If $\mathbf{x}$ is any given vector, it is straightforward to verify that $$ \mathbf{x} = (\mathbf{x} \cdot \tilde{\mathbf{u}})\mathbf{u} + (\mathbf{x} \cdot \tilde{\mathbf{v}})\mathbf{v} + (\mathbf{x} \cdot \tilde{\mathbf{w}})\mathbf{w} $$ This shows that $\mathbf{x}$ lies in the span of $\{\mathbf{u}, \mathbf{v}, \mathbf{w} \}$, and even gives you explicit formulae for the coefficients. This is cute, but it doesn't give you much insight into the geometry of the situation.
The last equation giving $\mathbf{x}$ is just a disguised statement of Cramer's rule, so this approach is strongly related to the previous one.
I don't know why you wouldn't want to use any dimension arguments. Let me outline the most common approach.
General fact: Let $V$ be a finite-dimensional vector space, say $\dim(V)=n$. Suppose that $\left\{v_1,v_2, \dots , v_n\right\}$ is a linearly independent subset, then this set is generating.

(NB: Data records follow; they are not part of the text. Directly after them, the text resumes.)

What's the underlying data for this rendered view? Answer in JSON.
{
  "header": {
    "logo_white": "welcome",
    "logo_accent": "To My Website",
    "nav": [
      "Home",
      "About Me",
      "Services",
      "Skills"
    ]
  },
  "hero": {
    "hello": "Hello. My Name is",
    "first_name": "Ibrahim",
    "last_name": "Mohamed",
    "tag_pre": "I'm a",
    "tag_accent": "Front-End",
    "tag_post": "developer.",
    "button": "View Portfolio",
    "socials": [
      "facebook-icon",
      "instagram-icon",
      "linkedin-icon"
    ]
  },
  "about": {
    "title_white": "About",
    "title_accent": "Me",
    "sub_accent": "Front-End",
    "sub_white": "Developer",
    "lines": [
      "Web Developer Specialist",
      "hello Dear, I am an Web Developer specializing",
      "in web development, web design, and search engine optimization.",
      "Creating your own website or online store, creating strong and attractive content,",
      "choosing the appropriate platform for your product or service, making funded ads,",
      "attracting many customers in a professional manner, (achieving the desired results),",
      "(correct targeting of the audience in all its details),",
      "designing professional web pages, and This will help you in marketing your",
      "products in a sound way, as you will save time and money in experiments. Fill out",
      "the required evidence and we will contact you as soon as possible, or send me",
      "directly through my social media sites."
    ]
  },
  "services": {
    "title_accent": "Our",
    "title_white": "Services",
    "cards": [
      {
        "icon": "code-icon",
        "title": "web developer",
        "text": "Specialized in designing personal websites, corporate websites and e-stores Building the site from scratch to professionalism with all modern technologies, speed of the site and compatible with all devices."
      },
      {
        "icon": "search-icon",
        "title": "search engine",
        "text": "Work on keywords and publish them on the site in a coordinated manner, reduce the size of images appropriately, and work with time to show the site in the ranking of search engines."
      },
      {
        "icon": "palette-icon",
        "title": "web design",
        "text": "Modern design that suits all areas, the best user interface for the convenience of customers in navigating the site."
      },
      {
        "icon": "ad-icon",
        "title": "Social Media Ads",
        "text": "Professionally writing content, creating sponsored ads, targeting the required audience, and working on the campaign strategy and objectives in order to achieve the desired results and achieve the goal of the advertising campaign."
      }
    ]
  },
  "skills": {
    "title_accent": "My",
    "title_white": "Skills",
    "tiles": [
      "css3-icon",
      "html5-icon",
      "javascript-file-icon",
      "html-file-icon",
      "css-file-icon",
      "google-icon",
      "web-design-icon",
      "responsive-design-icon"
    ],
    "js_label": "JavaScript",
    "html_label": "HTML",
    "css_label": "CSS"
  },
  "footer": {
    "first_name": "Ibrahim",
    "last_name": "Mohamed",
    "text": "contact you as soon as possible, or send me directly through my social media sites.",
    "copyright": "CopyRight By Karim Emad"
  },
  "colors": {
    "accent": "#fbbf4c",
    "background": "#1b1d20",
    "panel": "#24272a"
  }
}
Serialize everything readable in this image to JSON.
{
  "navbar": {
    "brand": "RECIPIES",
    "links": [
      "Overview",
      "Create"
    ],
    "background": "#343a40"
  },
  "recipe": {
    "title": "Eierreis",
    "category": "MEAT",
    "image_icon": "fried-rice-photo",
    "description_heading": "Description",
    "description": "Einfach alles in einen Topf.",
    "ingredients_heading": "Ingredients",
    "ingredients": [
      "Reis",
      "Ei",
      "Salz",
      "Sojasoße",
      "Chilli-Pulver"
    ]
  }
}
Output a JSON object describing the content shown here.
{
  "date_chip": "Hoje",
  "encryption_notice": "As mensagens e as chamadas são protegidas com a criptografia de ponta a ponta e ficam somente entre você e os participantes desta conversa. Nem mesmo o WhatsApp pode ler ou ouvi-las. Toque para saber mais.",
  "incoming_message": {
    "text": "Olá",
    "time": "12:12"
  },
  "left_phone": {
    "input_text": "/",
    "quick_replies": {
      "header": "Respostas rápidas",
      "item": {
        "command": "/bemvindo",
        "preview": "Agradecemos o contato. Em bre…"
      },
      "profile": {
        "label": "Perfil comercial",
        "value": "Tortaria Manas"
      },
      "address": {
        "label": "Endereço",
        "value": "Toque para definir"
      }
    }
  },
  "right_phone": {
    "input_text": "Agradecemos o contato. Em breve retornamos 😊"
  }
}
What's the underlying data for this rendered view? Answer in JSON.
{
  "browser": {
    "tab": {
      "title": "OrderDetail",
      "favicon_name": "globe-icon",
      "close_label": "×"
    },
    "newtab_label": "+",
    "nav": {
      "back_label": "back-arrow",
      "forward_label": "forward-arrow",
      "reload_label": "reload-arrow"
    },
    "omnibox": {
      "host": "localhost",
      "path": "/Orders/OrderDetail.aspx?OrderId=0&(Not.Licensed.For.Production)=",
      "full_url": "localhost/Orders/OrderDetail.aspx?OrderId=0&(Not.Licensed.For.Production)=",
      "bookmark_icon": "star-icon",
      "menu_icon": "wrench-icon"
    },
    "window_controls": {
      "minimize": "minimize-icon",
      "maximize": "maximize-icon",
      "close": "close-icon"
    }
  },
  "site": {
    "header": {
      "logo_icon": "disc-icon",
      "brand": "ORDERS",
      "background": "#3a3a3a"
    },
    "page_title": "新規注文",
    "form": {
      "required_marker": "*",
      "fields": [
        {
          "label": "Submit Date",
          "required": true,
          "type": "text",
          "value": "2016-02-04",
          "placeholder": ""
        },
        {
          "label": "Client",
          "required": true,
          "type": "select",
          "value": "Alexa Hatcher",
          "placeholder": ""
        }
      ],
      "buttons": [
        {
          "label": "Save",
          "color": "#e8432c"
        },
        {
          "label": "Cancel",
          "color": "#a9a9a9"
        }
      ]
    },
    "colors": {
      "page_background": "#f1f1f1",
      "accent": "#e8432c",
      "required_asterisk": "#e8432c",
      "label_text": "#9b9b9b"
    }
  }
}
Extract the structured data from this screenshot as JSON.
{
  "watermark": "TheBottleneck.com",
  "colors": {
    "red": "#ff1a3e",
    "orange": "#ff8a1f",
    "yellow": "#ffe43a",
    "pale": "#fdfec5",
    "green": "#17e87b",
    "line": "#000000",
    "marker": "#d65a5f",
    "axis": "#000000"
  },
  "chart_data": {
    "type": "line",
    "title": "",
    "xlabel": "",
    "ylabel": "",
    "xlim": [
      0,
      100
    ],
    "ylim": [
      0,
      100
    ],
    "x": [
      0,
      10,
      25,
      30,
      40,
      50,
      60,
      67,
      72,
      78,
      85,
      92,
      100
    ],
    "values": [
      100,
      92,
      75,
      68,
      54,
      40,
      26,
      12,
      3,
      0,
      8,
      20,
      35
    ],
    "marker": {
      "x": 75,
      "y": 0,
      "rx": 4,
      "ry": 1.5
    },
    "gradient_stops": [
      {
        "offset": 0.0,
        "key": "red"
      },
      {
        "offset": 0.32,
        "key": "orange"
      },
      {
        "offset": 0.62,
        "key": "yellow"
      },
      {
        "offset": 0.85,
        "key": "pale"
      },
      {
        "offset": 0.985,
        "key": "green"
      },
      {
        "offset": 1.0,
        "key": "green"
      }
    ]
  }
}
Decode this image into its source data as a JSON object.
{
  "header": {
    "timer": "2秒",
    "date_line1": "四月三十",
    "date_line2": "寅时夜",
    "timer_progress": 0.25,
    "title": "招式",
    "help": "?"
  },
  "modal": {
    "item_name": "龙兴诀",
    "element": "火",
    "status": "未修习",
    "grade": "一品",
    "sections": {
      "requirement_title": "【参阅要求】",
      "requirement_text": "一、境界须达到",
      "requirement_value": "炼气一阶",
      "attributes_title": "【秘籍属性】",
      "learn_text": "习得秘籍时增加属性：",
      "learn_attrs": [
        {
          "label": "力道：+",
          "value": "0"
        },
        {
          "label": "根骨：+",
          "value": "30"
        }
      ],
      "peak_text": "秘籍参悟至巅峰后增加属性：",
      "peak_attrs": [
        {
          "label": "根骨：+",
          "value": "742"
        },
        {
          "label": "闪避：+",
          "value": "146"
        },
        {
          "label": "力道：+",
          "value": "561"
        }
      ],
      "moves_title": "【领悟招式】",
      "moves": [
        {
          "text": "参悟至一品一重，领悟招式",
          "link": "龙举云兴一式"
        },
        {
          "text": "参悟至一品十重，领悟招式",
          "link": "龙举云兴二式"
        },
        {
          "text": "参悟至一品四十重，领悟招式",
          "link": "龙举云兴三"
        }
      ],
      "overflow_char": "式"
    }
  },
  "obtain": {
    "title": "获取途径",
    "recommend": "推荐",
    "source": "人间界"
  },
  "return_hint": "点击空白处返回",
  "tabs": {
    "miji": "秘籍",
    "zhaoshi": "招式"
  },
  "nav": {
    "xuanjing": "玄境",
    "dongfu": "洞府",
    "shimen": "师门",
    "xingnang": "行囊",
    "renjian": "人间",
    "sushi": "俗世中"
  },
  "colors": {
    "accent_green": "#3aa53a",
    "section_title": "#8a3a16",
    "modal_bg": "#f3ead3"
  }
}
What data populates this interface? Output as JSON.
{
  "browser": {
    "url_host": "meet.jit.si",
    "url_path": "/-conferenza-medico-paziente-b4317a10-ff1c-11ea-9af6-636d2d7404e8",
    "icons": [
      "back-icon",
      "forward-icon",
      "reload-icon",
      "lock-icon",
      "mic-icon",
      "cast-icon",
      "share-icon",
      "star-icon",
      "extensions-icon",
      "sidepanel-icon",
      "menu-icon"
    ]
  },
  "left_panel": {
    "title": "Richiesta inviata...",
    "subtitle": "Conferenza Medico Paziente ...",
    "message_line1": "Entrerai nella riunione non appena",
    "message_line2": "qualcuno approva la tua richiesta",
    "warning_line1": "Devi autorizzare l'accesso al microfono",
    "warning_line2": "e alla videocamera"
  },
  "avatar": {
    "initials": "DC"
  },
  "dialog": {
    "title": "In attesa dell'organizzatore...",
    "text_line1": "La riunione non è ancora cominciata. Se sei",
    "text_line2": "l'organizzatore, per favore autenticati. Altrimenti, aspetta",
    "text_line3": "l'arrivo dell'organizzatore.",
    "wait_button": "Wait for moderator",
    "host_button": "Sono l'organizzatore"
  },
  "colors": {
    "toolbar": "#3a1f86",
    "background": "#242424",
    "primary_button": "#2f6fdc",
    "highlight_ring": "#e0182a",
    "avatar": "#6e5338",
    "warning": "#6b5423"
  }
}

This statement is covered in any standard textbook (and course) on linear algebra. The proof of this fact is easy once you know what the dimension of a vector space is. But to properly define the dimension of a vector space, you first need to know that given two different bases of the same vector space, they have the same amount of vectors. The proof of the latter fact essentially boils down to the lemma of Steinitz.
Having said that, let's return to the problem at hand. You have three vectors in $\mathbb{R}^3$ which are linearly independent. Since $\dim(\mathbb{R}^3)=3$, the above discussions yields that thee linearly independent vectors automatically form a basis.
Without some explicit information on $v_1,v_2$, it's going to be difficult to show that the set is generating directly. I'm not sure whether you even can give a "direct" argument. Showing that a set is generating directly is often more difficult than showing linear independence, this technique of adding the dimension into the discussion is often useful to avoid having to do that explicitly (which might not be possible).
An approach: if $\{\mathbf{u},\mathbf{v},\mathbf{u\times v}\}$ is linearly independent then, for all $\mathbf{x}\in\mathbb{R}^3$, the system $$\mathbf{x}=\lambda_1\mathbf{u}+\lambda_2\mathbf{v}+\lambda_3(\mathbf{u\times v})$$ has solution (besides, unique solution) because $$\text{rank }[\mathbf{u},\mathbf{v},\mathbf{u\times v}]=\text{rank }[\mathbf{u},\mathbf{v},\mathbf{u\times v},\mathbf{x}]=3$$ that is, $\mathbf{x}\in \text{Span }\{\mathbf{u},\mathbf{v},\mathbf{u\times v}\}.$
I'll use the notation from the previous answer, since I don't like subscripts. We are given two vectors $\mathbf{u}$ and $\mathbf{v}$, and we want to show that any given vector $\mathbf{x}$ is in the span of $\{\mathbf{u}, \mathbf{v}, \mathbf{n}\}$, where $\mathbf{n} = \mathbf{u} \times \mathbf{v}$.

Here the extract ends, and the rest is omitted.